If we’re finding it hard to narrow down the shortlist, we often ask candidates to complete a task that’s related to what the role will involve and set a deadline. Another video call with a colleague can also help here.
Once we’ve found the perfect fit, we connect them with HR to make an offer and give them a great welcome to PieSync.
Onboarding remote hires
Welcoming remote hires to the team can require a bit more effort to get right than standard in-office onboarding. However, tech makes it easier than ever to make new team members feel like part of the team.
Here are some of the tactics we use to onboard new hires remotely:
- Ask everyone to create a “Working With Me” guide. Everyone in our marketing team has created their own Google Doc to share how they like to work, receive feedback, schedule meetings, and a bit more about themselves. Some of our team members also include personality test results here to help their colleagues understand them better.

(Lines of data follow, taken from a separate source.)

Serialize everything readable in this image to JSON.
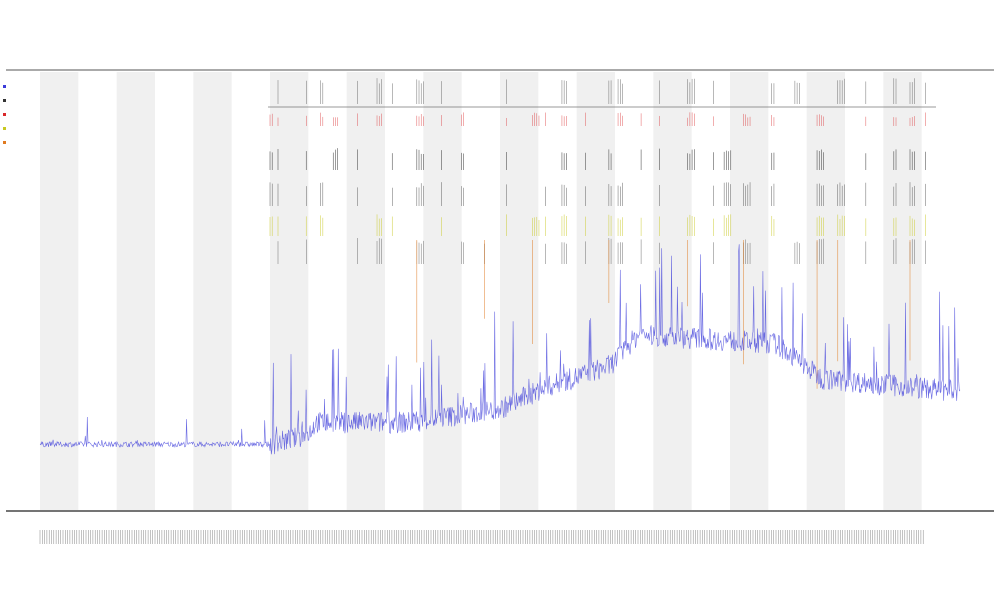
{
  "chart_data": {
    "type": "line",
    "title": "",
    "subtitle_lines": [
      "",
      ""
    ],
    "xlabel": "",
    "ylabel": "",
    "legend_placement": "top-left",
    "series": [
      {
        "name": "",
        "color": "#3b3bd9",
        "kind": "line"
      },
      {
        "name": "",
        "color": "#333333",
        "kind": "events"
      },
      {
        "name": "",
        "color": "#d9282a",
        "kind": "events"
      },
      {
        "name": "",
        "color": "#c8c820",
        "kind": "events"
      },
      {
        "name": "",
        "color": "#e07a20",
        "kind": "events"
      }
    ],
    "baseline_profile": [
      {
        "x": 0.0,
        "y": 0.15
      },
      {
        "x": 0.25,
        "y": 0.15
      },
      {
        "x": 0.29,
        "y": 0.17
      },
      {
        "x": 0.3,
        "y": 0.2
      },
      {
        "x": 0.4,
        "y": 0.2
      },
      {
        "x": 0.5,
        "y": 0.23
      },
      {
        "x": 0.55,
        "y": 0.28
      },
      {
        "x": 0.62,
        "y": 0.33
      },
      {
        "x": 0.65,
        "y": 0.4
      },
      {
        "x": 0.8,
        "y": 0.38
      },
      {
        "x": 0.85,
        "y": 0.3
      },
      {
        "x": 1.0,
        "y": 0.27
      }
    ],
    "band_count": 12,
    "event_start_x": 0.25,
    "ylim": [
      0,
      1
    ],
    "grid": false
  }
}
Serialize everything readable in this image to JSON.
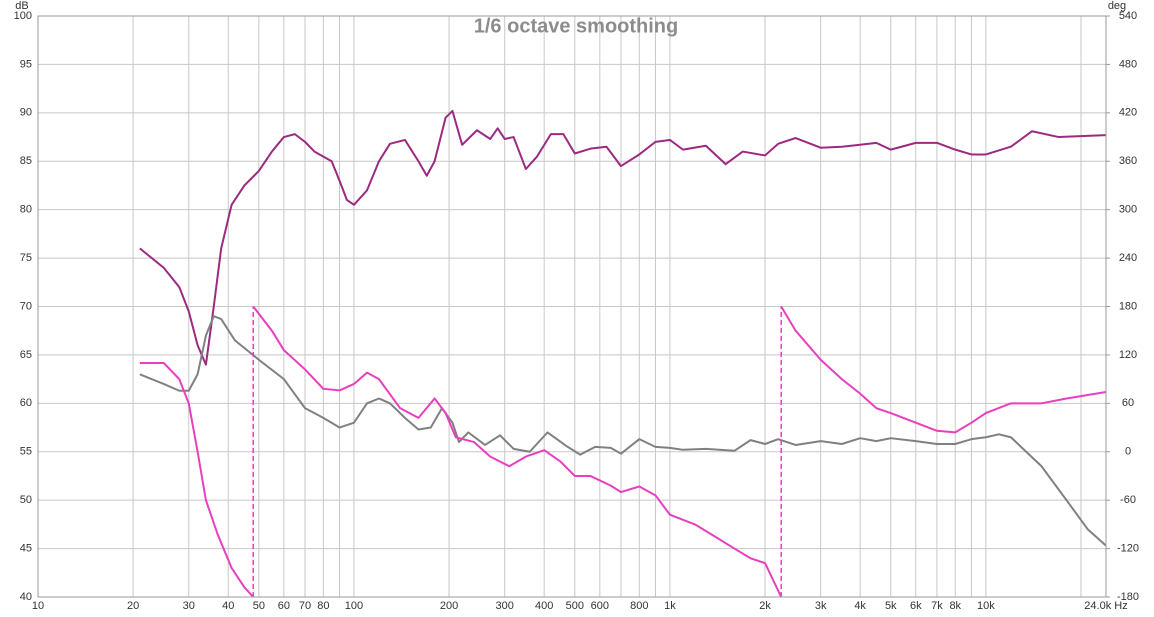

- Set boundaries. Managers don’t want to be working outside of usual office hours, and nor do our team members. We encourage our team to set up “Do Not Disturb” schedules in Slack and respect those boundaries when someone is done for the day.
- Streamline access to our tech stack. To help a new hire get started as easily as possible, we use LastPass to smoothly pass over all of the credentials they need to access the right tools for their role. Remember to pair this with documentation in your wiki or some 1–1 training with their new colleagues to show them the ropes.
- Use automation to build team culture. Automation doesn’t mean making things impersonal. Rather, it can bring your team closer together. Here are some of the ways we use automation to strengthen our team culture.
- Communicate the cues you’d use in an office. When you’re working in the same place, it’s easy to pick up that someone doesn’t want to be disturbed if they’ve got headphones on. That’s not so easy when you’re working remotely. However, with Slack it’s easy to make up for it with helpful digital signals of what you’re up to and if you’re available to chat.
Making remote work a success
Hiring, onboarding, and collaborating remotely takes constant optimization. A remote hiring strategy will never be one-size-fits-all, especially when your team isn’t always 100% remote.
To get the best results from hiring and onboarding staff remotely, remember to make your processes remote-first. These can easily be adapted to in-person interactions, but the reverse is more difficult. With a powerful cloud-based tech stack, remote processes, and a strong team culture, you’re heading in a great direction.